I was wondering if this is considered a bug, or just a design choice. Is this quaternion multiplication performed in a "left-handed" manner, compared to the norm, which uses right handed math? I do know that handedness matters for rotation matrices, but I haven't read anything about Quaternions. Is there another explanation for this?
 A: That's a complicated test. You should be testing the three multiplications $ij, jk, ki$, which determine everything else. The standard conventions are that these should be $k, i, j$ respectively (the same as the standard convention for the cross product). You can use the opposite convention, that instead we should have $ji, kj, ij$ be equal to $k, i, j$ respectively, but you get the same ring, just with a differently labeled basis of it (more or less). 

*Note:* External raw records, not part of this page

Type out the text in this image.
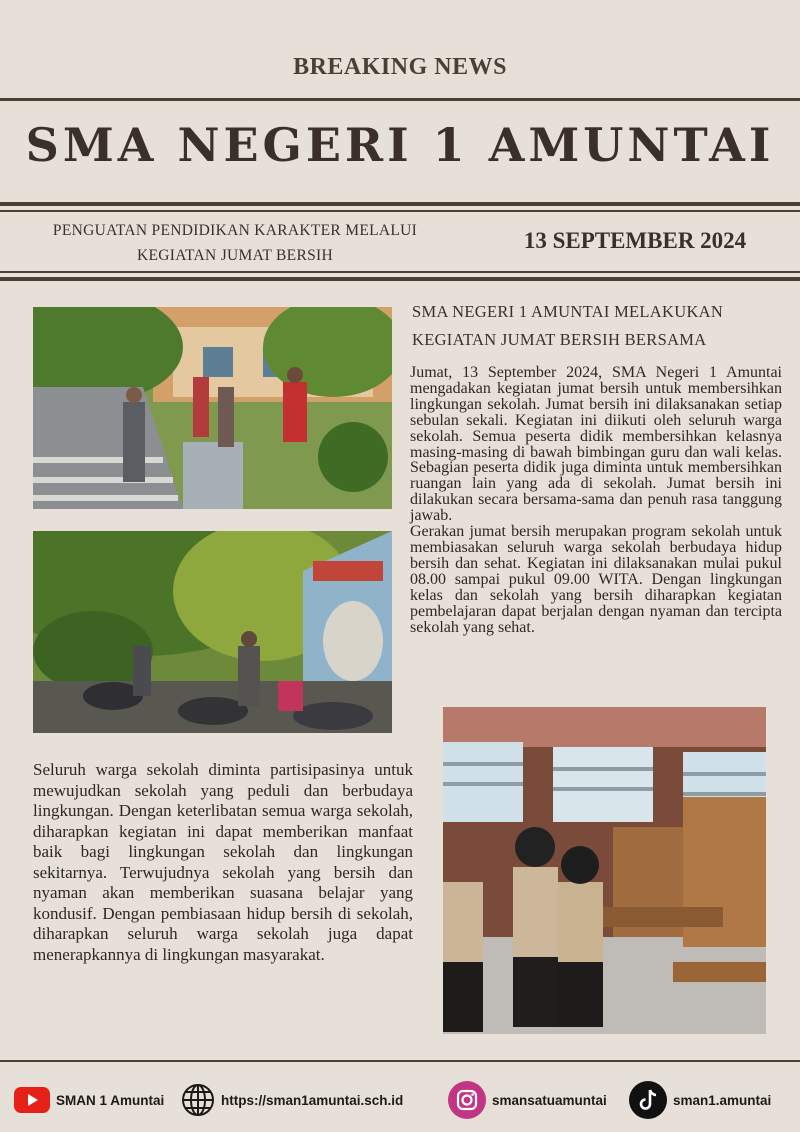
BREAKING NEWS
SMA NEGERI 1 AMUNTAI
PENGUATAN PENDIDIKAN KARAKTER MELALUI
KEGIATAN JUMAT BERSIH
13 SEPTEMBER 2024
SMA NEGERI 1 AMUNTAI MELAKUKAN
KEGIATAN JUMAT BERSIH BERSAMA
Jumat, 13 September 2024, SMA Negeri 1 Amuntai mengadakan kegiatan jumat bersih untuk membersihkan lingkungan sekolah. Jumat bersih ini dilaksanakan setiap sebulan sekali. Kegiatan ini diikuti oleh seluruh warga sekolah. Semua peserta didik membersihkan kelasnya masing-masing di bawah bimbingan guru dan wali kelas. Sebagian peserta didik juga diminta untuk membersihkan ruangan lain yang ada di sekolah. Jumat bersih ini dilakukan secara bersama-sama dan penuh rasa tanggung jawab.
Gerakan jumat bersih merupakan program sekolah untuk membiasakan seluruh warga sekolah berbudaya hidup bersih dan sehat. Kegiatan ini dilaksanakan mulai pukul 08.00 sampai pukul 09.00 WITA. Dengan lingkungan kelas dan sekolah yang bersih diharapkan kegiatan pembelajaran dapat berjalan dengan nyaman dan tercipta sekolah yang sehat.
Seluruh warga sekolah diminta partisipasinya untuk mewujudkan sekolah yang peduli dan berbudaya lingkungan. Dengan keterlibatan semua warga sekolah, diharapkan kegiatan ini dapat memberikan manfaat baik bagi lingkungan sekolah dan lingkungan sekitarnya. Terwujudnya sekolah yang bersih dan nyaman akan memberikan suasana belajar yang kondusif. Dengan pembiasaan hidup bersih di sekolah, diharapkan seluruh warga sekolah juga dapat menerapkannya di lingkungan masyarakat.
SMAN 1 Amuntai	https://sman1amuntai.sch.id	smansatuamuntai	sman1.amuntai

This is special to the quaternions. In general, if $R$ is a ring, there is another ring we can construct from it called its opposite ring $R^{op}$, which has the same addition as $R$ but which has reversed multiplication: that is, 
$$a \times^{op} b = b \times a$$
where $\times$ refers to multiplication in $R$ and $\times^{op}$ refers to multiplication in $R^{op}$. If $R$ is commutative then nothing has changed. If $R$ is noncommutative then it can sometimes happen that $R$ and $R^{op}$ are still isomorphic. This is true for the quaternions $\mathbb{H}$, where the isomorphism takes the form
$$\mathbb{H} \ni a + bi + cj + dk \mapsto a - bi - cj - dk \in \mathbb{H}^{op}.$$
However, it is not true in general, not even for division algebras. 
A: It sounds like your multiplication function is actually trying to give the net quaternion for a composition of rotations.  That is, you have a function mult(q1, q2) that finds the net quaternion qnet corresponding to a rotation by q1 first and q2 subsequent to that. 
More explicitly, if the quaternion $q_1$ corresponds to a rotation map $R_1$, then for any vector $a$ (which we represent as a pure imaginary quaternion), the rotation takes the form
$$R_1(a) = q_1 a q_1^{-1}$$
And if you have another rotation $R_2$ associated with a quaternion $q_2$, then the whole rotation takes the form
$$R_2 R_1(a) = q_2 q_1 a q_1^{-1} q_2^{-1}$$
So the net quaternion of the rotation is $q_\text{net} = q_2 q_1$.
Still, I consider it a somewhat easy trap to write the multiplication function to switch left and right in this way, convenient though it may be to keep track of which rotation is "first".